Fantastic! Now you know it's gonna work.

Next we tried a modified request with a custom payload. Found an image online, converted to base64, pasta'd in there.

The first modified write request

Apollo's GraphQL Playground client lets you do that by changing variables bottom left. Much easier than futzing around with REST.

And the Lovebox displayed a blue fish.

Play: YouTube video

Huzzah!

Step 5: Copy request into an AWS Lambda

Request works, next we gotta move into a Lambda. We used Prisma's minimalist graphql-request library.

// src/lovebox.ts

import { request, gql, GraphQLClient } from "graphql-request"

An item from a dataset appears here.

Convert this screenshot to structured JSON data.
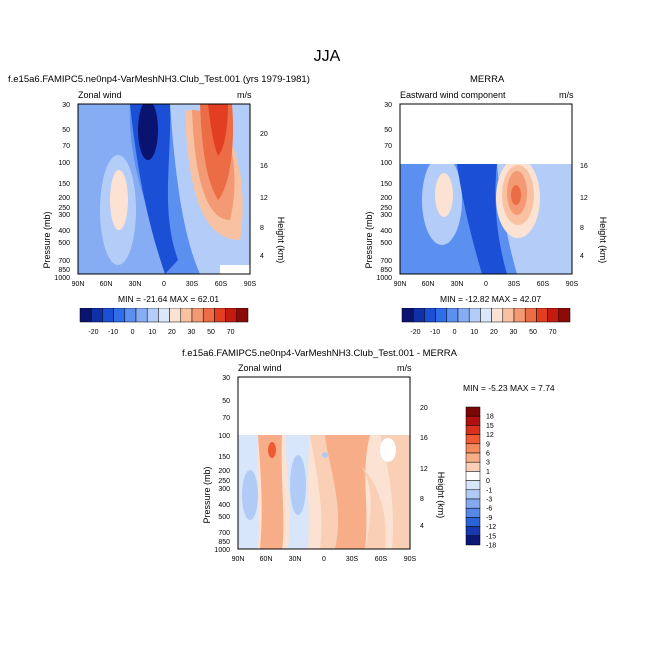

const client = new GraphQLClient("https://app-api.loveboxlove.com/v1/graphql", {
  headers: {
    // TODO: figure out how to login
    Authorization: "Bearer ...",
  },
})

// copypasta the variables
const variables = {
  base64: `data:image/png;base64,...`,
  recipient: "...",
  contentType: ["Image"],
  options: {
    framesBase64: null,
    deviceId: "...",
  },
}

export const sendNote = async () => {
  const res = await client.request(
    gql`
            // copypasta the mutation
        `,
    variables
  )

  console.log(res)
}

sendNote is an async method invoked by AWS Lambda as a cloud function. It takes the initialized and authenticated GraphQLClient, feeds it the same mutation and variables we had before, prints the result.

Yes I pasted the whole base64 string for a 16KB image. Redacted 😅

Configure in serverless.yml as a function with no triggers.

# serverless.yml
service: lovebox-lambda

provider:
  name: aws
  runtime: nodejs12.x
  stage: dev

functions:
  sendNote:
    handler: dist/lovebox.sendNote

package:
  exclude:
    - node_modules/typescript/**
    - node_modules/@types/**

Name the project lovebox-lambda, set basic provider config, declare a function, exclude typescript cruft on deploy.

Later we'll add a cronjob trigger.

Step 6: Test your AWS Lambda locally

$ sls invoke local -f sendNote
Seth Meyers Please GIF by Late Night with Seth Meyers

It worked! 🥳

Next episode we'll take this lambda, hook it up to an S3 bucket, and automate the shit out of my boyfriend duties.